Les négociations pour la libération des otages avaient été initiées par la DSS, a précisé la source sécuritaire. On ignorait dans l'immédiat si une rançon a été versée aux ravisseurs.

Une soeur d'Asabe Musa, Vicky Musa, a déclaré à l'AFP que cette dernière avait pu parler à leur mère par téléphone depuis les locaux de la DSS après sa libération.

"Ma soeur a été autorisée à appeler notre mère et à confirmer sa libération ainsi que celle de quatre autres" otages, a-t-elle dit.

Asabe Musa et deux autres personnes avaient été enlevées le 22 décembre alors qu'elles se rendaient pour Noël de la ville de garnison de Monguno à Maiduguri, distante de 135 kilomètres.

Le 4 décembre, l'Iswap avait revendiqué l'enlèvement de deux employés de la Croix-Rouge et de 12 autres personnes sur une autre route près de Maiduguri.

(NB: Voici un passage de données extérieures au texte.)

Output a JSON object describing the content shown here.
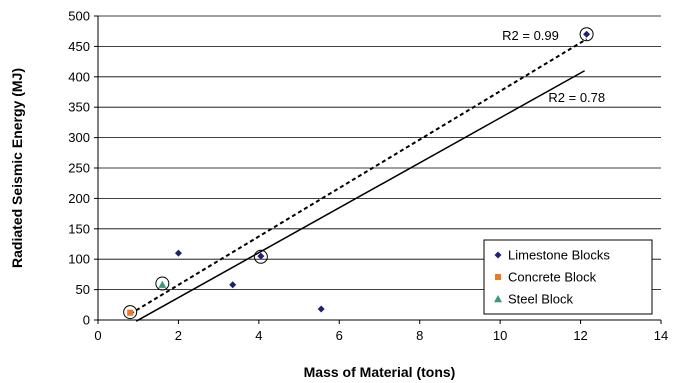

L'Iswap enlève de plus en plus d'automobilistes aux check-points dans l'Etat du Borno, ciblant les forces de sécurité, les membres de milices antijhadistes et les chrétiens.

Selon les Nations unies, le conflit jihadiste qui dure depuis 10 ans dans le nord-est du Nigeria a fait plus de 36.000 morts et deux millions de déplacés. Il s'est propagé au Niger, au Tchad et au Cameroun voisins.